深度学习笔记31_ResNet与DenseNet结合探索
- 🍨 本文为🔗365天深度学习训练营 中的学习记录博客
- 🍖 原作者:K同学啊 | 接辅导、项目定制
一、我的环境
1.语言环境:Python 3.9
2.编译器:Pycharm
3.深度学习环境:pytorch
二、GPU设置
# 设置GPU
device = torch.device("cuda" if torch.cuda.is_available() else "cpu")
三、数据导入
import copy
import pathlib
import warnings
import matplotlib.pyplot as plt
import torch
import torch.nn as nn
import torch.optim as optim
from torch.utils.data import DataLoader, random_split
from torchvision import datasets, transforms
warnings.filterwarnings("ignore")
data_dir = "data/bird_photos"
data_dir = pathlib.Path(data_dir)
image_count = len(list(data_dir.glob('*/*')))
data_paths = list(data_dir.glob("*"))
classnames = [str(path).split("\\")[2] for path in data_paths]
print(classnames)
#['Bananaquit', 'Black Skimmer', 'Black Throated Bushtiti', 'Cockatoo']
num_classes = len(classnames)
print(num_classes)
#4
四、加载数据
batch_size = 8
train_dl = DataLoader(train_ds,
batch_size=batch_size,
shuffle=True,
num_workers=1)
test_dl = DataLoader(test_ds,
batch_size=batch_size,
shuffle=True,
num_workers=1)
五、数据处理
'''图像数据变换'''
train_transforms = transforms.Compose([
transforms.ToTensor(),
transforms.Normalize(
mean=[0.485, 0.456, 0.406],
std=[0.229, 0.224, 0.225],
)
])
total_data = datasets.ImageFolder(data_dir, transform=train_transforms)
#划分数据集
train_size = int(0.8 * len(total_data)) # train_size表示训练集大小,通过将总体数据长度的80%转换为整数得到;
test_size = len(total_data) - train_size # test_size表示测试集大小,是总体数据长度减去训练集大小。

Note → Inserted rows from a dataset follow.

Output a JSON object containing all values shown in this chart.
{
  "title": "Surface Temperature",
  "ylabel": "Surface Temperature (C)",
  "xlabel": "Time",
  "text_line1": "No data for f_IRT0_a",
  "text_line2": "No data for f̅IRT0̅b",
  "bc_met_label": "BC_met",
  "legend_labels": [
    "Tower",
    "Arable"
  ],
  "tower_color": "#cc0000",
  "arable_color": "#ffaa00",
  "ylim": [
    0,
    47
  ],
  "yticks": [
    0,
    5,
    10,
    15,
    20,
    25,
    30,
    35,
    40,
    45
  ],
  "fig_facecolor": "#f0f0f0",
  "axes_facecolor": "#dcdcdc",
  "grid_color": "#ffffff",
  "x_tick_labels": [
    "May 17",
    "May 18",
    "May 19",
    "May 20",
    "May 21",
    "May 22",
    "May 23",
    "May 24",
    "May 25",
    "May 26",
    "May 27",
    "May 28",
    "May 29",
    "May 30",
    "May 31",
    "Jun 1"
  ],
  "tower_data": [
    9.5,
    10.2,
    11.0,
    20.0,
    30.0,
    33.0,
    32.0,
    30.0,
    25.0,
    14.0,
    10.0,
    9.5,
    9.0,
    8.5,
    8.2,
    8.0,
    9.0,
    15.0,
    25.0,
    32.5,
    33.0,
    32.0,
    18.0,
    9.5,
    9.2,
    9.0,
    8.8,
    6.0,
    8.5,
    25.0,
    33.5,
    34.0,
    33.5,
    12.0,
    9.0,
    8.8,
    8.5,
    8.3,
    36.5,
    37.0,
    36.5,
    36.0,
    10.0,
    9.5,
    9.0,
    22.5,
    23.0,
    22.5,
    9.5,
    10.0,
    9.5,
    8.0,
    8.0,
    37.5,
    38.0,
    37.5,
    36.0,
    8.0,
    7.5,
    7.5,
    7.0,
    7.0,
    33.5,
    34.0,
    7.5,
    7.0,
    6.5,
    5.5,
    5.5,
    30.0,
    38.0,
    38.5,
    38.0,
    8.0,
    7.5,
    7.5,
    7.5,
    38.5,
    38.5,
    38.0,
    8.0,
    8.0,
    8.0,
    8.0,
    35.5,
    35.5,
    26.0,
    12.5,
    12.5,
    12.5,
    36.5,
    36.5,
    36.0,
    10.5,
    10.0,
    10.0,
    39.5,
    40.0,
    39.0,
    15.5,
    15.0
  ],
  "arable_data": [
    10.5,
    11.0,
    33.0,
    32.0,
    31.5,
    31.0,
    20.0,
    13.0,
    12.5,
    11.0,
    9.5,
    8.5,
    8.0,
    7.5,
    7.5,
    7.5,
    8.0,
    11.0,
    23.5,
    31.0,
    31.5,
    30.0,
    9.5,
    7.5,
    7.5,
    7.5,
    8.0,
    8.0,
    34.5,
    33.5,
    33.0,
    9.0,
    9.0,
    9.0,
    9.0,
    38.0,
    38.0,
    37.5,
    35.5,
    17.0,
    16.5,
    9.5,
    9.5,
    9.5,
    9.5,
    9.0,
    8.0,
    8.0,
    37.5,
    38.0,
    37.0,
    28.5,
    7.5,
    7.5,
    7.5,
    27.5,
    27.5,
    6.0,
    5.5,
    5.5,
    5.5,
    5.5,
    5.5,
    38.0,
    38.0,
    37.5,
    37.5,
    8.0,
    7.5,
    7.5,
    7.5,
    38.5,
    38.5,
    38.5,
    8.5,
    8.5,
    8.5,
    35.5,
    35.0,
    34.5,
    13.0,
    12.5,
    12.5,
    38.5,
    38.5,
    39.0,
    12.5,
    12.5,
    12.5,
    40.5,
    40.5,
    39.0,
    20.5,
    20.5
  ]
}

# 使用torch.utils.data.random_split()方法进行数据集划分。该方法将总体数据total_data按照指定的大小比例([train_size, test_size])随机划分为训练集和测试集,
# 并将划分结果分别赋值给train_dataset和test_dataset两个变量。
train_ds, test_ds = random_split(total_data, [train_size, test_size])
数据可视化
plt.figure(figsize=(16, 10))
# plt.title("数据集")
for i in range(20):
plt.subplot(4, 5, i + 1)
plt.axis("off")
image = random.choice(img_list)
label_name = image.parts[-2]
plt.title(label_name)
plt.imshow(Image.open(str(image)))
plt.show()
再次检查数据
for X, y in test_dl:
print("Shape of X [N, C, H, W]:", X.shape)
print("Shape of y:", y.shape, y.dtype)
break
六、构建模型
class Block(nn.Module):
"""
param : in_channel--输入通道数
mid_channel -- 中间经历的通道数
out_channel -- ResNet部分使用的通道数(sum操作,这部分输出仍然是out_channel个通道)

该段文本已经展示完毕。